Ce journal est un "carnet de pensées commencé le 30 juillet 1951". Il se termine le 24 décembre 1954 à  9 heures. La narratrice le retrouve des années plus tard, en 1994, selon le post-scriptum. Il est surprenant de constater que les lectrices  (il est plus lu par des filles de 4e-3e que par les garçons) n'ont pas toutes la même perception de la fin du livre : quelques-unes pensent que May s'est donnée la mort, d'autres comprennent que la présence de Bel-ami signifie qu'elle a décidé de continuer à vivre. peu signalent le post-scriptum.

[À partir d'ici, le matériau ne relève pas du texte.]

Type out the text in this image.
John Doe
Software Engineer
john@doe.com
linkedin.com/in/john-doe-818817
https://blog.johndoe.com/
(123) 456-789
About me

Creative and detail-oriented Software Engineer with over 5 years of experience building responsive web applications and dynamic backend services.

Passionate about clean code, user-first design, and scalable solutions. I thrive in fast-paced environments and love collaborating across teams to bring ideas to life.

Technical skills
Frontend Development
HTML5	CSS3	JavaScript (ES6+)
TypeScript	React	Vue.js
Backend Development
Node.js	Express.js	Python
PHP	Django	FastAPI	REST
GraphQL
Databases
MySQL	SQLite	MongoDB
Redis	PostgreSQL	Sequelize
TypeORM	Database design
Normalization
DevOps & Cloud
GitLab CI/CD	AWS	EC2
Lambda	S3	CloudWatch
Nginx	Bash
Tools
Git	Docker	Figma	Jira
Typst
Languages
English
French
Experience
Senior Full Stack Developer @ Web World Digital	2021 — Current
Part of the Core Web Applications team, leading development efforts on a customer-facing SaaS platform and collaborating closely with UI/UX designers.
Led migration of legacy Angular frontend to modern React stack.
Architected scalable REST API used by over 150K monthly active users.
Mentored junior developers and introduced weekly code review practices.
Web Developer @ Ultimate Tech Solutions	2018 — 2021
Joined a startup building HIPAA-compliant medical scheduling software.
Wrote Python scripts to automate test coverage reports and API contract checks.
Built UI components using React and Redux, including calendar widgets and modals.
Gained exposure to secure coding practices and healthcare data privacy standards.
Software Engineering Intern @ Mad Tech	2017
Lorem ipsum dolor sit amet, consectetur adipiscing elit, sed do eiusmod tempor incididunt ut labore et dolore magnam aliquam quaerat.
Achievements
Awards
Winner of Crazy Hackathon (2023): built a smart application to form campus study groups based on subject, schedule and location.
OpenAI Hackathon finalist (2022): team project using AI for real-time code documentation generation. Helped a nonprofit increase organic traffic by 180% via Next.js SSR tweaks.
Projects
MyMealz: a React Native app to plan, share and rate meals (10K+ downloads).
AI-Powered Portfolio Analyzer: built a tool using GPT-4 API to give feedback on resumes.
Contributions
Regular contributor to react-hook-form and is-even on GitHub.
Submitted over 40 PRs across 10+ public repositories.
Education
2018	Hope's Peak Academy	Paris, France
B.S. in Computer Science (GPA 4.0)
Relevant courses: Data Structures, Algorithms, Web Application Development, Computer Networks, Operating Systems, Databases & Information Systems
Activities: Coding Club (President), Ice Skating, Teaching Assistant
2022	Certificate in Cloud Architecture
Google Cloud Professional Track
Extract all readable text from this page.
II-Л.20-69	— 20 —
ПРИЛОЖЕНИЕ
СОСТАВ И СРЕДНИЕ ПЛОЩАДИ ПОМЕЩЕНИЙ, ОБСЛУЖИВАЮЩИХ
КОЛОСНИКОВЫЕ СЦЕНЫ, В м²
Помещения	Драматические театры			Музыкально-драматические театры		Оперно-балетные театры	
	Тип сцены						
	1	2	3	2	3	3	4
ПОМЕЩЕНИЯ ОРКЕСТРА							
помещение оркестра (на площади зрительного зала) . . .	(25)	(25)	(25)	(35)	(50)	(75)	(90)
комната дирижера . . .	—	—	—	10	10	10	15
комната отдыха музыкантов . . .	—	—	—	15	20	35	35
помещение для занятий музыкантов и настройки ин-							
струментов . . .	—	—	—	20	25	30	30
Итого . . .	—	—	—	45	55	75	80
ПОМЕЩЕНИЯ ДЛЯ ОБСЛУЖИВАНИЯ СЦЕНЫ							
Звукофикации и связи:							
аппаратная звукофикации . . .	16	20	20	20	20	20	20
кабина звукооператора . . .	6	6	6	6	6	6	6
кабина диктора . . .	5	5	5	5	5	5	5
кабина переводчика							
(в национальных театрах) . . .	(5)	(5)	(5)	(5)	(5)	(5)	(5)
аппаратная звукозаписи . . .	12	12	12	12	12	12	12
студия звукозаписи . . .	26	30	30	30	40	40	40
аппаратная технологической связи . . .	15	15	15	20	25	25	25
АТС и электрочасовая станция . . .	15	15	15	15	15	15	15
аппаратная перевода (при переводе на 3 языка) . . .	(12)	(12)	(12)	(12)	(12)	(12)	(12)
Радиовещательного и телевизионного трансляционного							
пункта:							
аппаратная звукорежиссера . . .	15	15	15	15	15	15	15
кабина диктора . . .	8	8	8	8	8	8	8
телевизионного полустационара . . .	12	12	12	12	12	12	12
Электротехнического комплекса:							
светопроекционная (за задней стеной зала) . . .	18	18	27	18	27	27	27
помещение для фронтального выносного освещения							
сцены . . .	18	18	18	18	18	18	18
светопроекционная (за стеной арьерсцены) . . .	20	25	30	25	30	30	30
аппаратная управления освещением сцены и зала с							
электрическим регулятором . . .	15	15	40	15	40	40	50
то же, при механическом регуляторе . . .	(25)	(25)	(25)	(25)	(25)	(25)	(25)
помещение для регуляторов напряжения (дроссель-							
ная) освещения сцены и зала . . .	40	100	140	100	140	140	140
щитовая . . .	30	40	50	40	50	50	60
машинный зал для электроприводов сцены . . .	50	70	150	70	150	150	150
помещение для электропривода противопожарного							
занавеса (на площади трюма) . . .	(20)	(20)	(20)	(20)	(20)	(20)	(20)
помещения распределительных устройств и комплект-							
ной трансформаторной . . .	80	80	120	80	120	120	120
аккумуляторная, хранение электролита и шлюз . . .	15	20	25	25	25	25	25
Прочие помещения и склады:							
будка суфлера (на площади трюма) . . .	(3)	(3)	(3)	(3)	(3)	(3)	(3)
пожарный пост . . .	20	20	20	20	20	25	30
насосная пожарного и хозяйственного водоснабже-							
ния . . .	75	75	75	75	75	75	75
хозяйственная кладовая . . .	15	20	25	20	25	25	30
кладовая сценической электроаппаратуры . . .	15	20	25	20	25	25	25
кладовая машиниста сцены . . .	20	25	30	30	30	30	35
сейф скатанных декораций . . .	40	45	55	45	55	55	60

Il ne faut pas croire que c'est un livre triste, ni une suite de pleurnicheries sur la douleur de vivre dans un monde triste et moche où meurent les enfants. Il y a des moments de tristesse parce que May est triste. Mais au fond, il y a la soif de vivre de May, son regard ironique et amusé sur les gens qui l'entourent, sur sa famille qui reste figée dans sa douleur, sur les familles de ses copines. C'est un journal intime et une chronique d'enfance, avec des descriptions fines de cette famille détruite par la perte d'un enfant, de l'école, des gens du village du Lot où elle passe des vacances. C'est le journal d'une révoltée qui crie contre un dieu minuscule, qui se moque des filles de riches, qui se débrouille pour avoir des vêtements contre des dictées musicales qu'elles échange avec les filles de sa classe... Si ce livre est grave, c'est parce qu'il est marqué par la détermination de May d'en finir avec la vie quand elle aura quinze ans. Bien sûr, on n'y croit pas vraiment, encore que...

Un roman prenant, superbement écrit, qu'on lit d'un trait et qui ne laisse pas indifférent son lecteur. Il faut tout de même un peu de maturité pour l'apprécier : 13 ans minimum.